The ex is going out tomorrow on a date for valentines with his new girlfriend. It's been like 3 weeks? Should I be sad? I kinda flipped out a bit today, but then finished off a bottle of wine, and had my mom yell at me for like 2 hours.. And I sort of feel better. I have no boyfriend, no lover, no anything. And I'm going to be feeling like shit tomorrow knowing that he out fucking his new girlfriend while I'm at the gym slaving my butt, and then probably watching tv for the rest of the night. Should I be sad or should I say who the fuck cares? He's going to get served papers from my lawyers marshall in a few days. So I know that's going to really make him feel the pain. So anywho.. I know I'm totally obsessed about this, and I keep making these threads. But man I was used and thrown away and I'm PISSED. I'm so better than he is. Why should he get this instant relationship, and I have to work hard at making myself better again, and to get ready to date the kinda guys that I want? I'll probably be going to bed in a few, and you don't have to bother replying to me. I just want to get it off my chest I guess.
you have to think about it this way. Would you rather spend one valentines day alone, or a million with the person who you dont feel true love for. its probably just jealously anyways. I used to date a girl on and off and whenever we dated i was like meh, but when she got a new guy i would get back with her just cause i couldnt stand letting someone else have her. its a long road and eventually you will see that he either is or isnt the person you want around you and jade
You really are obsessed with him arent you? Obviouslly he is doing well and dosent mind that you guys arent together. Its time to start moving on with things..
Yea I know.. it is a big jealousy thing. I don't want him, and I know that I can do a million times better, yet I don't want him with anyone else. But this woman will see soon enough just how much of a loser druggie/alcholic/lowlife that he is. I can't wait to take him for everything he's got. Which is nothing lol. But yea you're right. It sucks, and I have to look forward to those hundreds of valentines days that I'll get to spend with the love of my life when I eventually find him.
I may be assuming here, but the guy is probably attaching himself to a "quick fix" so that it can distract him from something he truly misses.
so what does my drinking wine have to do with this?? I needed something since I've quit pot for awhile. Now I'm drinking water, and then I'm goin to bed.
well we're trying to get full custody, supervised visitation, and child support. So it's sort of like suing I guess... But not really. I guess it's as hard as trying to get divorced these days.
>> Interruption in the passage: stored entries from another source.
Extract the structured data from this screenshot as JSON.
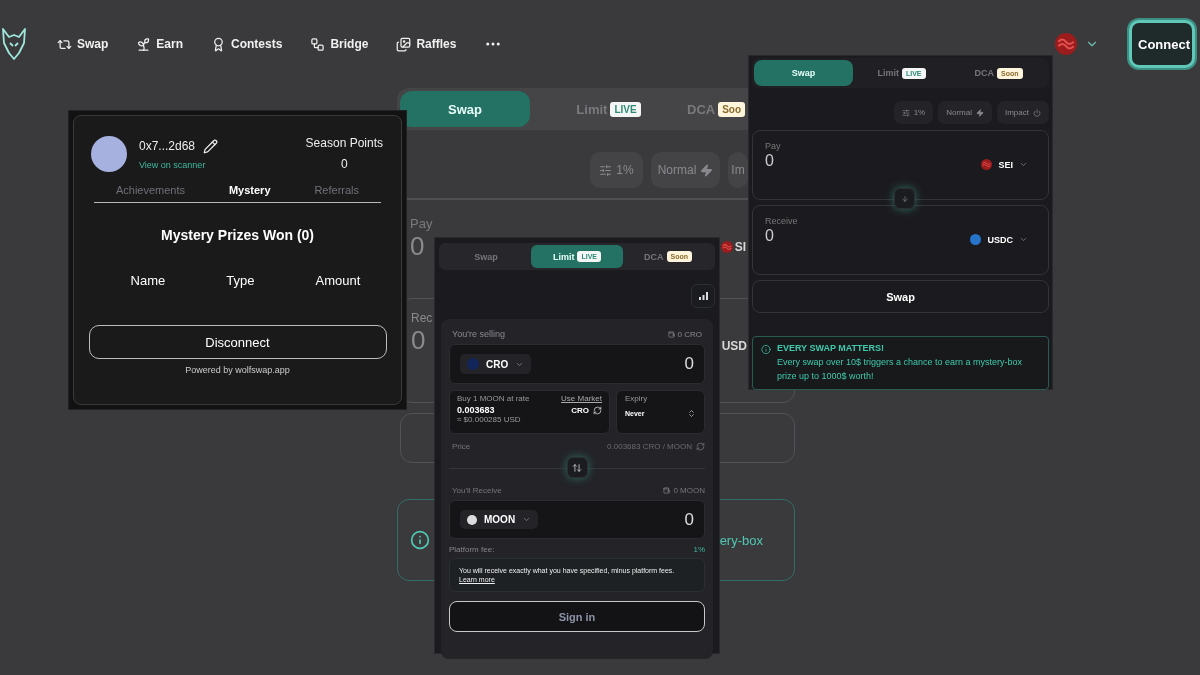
{
  "nav": {
    "items": [
      {
        "label": "Swap"
      },
      {
        "label": "Earn"
      },
      {
        "label": "Contests"
      },
      {
        "label": "Bridge"
      },
      {
        "label": "Raffles"
      }
    ],
    "connect": "Connect"
  },
  "background_panel": {
    "tabs": [
      {
        "label": "Swap",
        "selected": true
      },
      {
        "label": "Limit",
        "badge": {
          "text": "LIVE",
          "kind": "live"
        },
        "selected": false
      },
      {
        "label": "DCA",
        "badge": {
          "text": "Soo",
          "kind": "soon"
        },
        "selected": false
      }
    ],
    "chips": [
      "1%",
      "Normal",
      "Im"
    ],
    "pay": {
      "label": "Pay",
      "amount": "0",
      "token": "SI"
    },
    "receive": {
      "label": "Rec",
      "amount": "0",
      "token": "USD"
    },
    "info": {
      "text": "ery-box"
    }
  },
  "profile_panel": {
    "address": "0x7...2d68",
    "scanner_link": "View on scanner",
    "points_label": "Season Points",
    "points": "0",
    "tabs": [
      {
        "label": "Achievements",
        "selected": false
      },
      {
        "label": "Mystery",
        "selected": true
      },
      {
        "label": "Referrals",
        "selected": false
      }
    ],
    "heading": "Mystery Prizes Won (0)",
    "columns": [
      "Name",
      "Type",
      "Amount"
    ],
    "disconnect": "Disconnect",
    "footer": "Powered by wolfswap.app"
  },
  "limit_panel": {
    "tabs": [
      {
        "label": "Swap",
        "selected": false
      },
      {
        "label": "Limit",
        "badge": {
          "text": "LIVE",
          "kind": "live"
        },
        "selected": true
      },
      {
        "label": "DCA",
        "badge": {
          "text": "Soon",
          "kind": "soon"
        },
        "selected": false
      }
    ],
    "selling": {
      "label": "You're selling",
      "balance": "0 CRO",
      "token": "CRO",
      "amount": "0"
    },
    "rate": {
      "label": "Buy 1 MOON at rate",
      "link": "Use Market",
      "value": "0.003683",
      "unit": "CRO",
      "usd": "≈ $0.000285 USD"
    },
    "expiry": {
      "label": "Expiry",
      "value": "Never"
    },
    "price": {
      "label": "Price",
      "value": "0.003683 CRO / MOON"
    },
    "receive": {
      "label": "You'll Receive",
      "balance": "0 MOON",
      "token": "MOON",
      "amount": "0"
    },
    "fee": {
      "label": "Platform fee:",
      "value": "1%"
    },
    "notice": {
      "text": "You will receive exactly what you have specified, minus platform fees.",
      "link": "Learn more"
    },
    "button": "Sign in"
  },
  "swap_panel": {
    "tabs": [
      {
        "label": "Swap",
        "selected": true
      },
      {
        "label": "Limit",
        "badge": {
          "text": "LIVE",
          "kind": "live"
        },
        "selected": false
      },
      {
        "label": "DCA",
        "badge": {
          "text": "Soon",
          "kind": "soon"
        },
        "selected": false
      }
    ],
    "chips": [
      "1%",
      "Normal",
      "Impact"
    ],
    "pay": {
      "label": "Pay",
      "amount": "0",
      "token": "SEI"
    },
    "receive": {
      "label": "Receive",
      "amount": "0",
      "token": "USDC"
    },
    "button": "Swap",
    "info": {
      "title": "EVERY SWAP MATTERS!",
      "text": "Every swap over 10$ triggers a chance to earn a mystery-box prize up to 1000$ worth!"
    }
  }
}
yea he already drinks and does coke and shit everyday constantly so hes gotta go fuck some chick for his "quick fix" if that makes sence. i wouldnt say you drink or smoke or do anything for a quick fix. you do it more to relax and take your mind off of things before you go to bed. its always harder to go to sleep sober rather then when your high or had a few drinks in your case now.
yes unfortunately. He'll probably be a dead beat father for the rest of his life too. He owes the irs like 11k, and whenever they catch up to him he lays himself off of his union carpenter job, and works under the table, and collects for the rest of the year. So that's probably what will happen when they try to take money out for the child custody. He's a loser with no life, no real job, no lisence (suspended) a felony record, drug abuse, alcoholism, and no money. So my lawyer thinks we've got a pretty damn good chance. Especially since he won't be able to afford one of his own.
lol "his old fat hag" is she really fat and ugly looking? if she is then that should really give you the hint that hes just doing it for the hell of it. he just needs someone to take his mind off of you for that quick fix thing. if hes going out with some fat ugly chick that hes known for a long time and your worried about it then thats just crazy. i would just laugh at the fact of how much better and younger you are then she is. im sure deep down he didnt want to lose you but theres not much he can do about it can he? so hes taking what he can get as fast as he can LOL.
thank you! Well she's 37, and no skinny minny! And those were his words! I guess once upon a time ago they were supposed to be engaged, and she chickend out and told him that she cheated on him to break things off. Now she's divorced for like the umpteenth time, and obviously desperate if she thinks he's a great catch! It is a jealousy thing I'm having, and I know that I have absolutely no reason to be jealous of that, but it's hard having "your man" belonging to another woman you know? It sucks.
well shes about the right age for him LOL. i know you seem to try to hide your age on here but i was just wondering how old you are. i cant rememeber if ive seen you post it in another thread or not but you dont seem like you older then 25 or so. i know its bad to ask a women their age but i was just curious. seems like i have seen you post it before i just dont remember.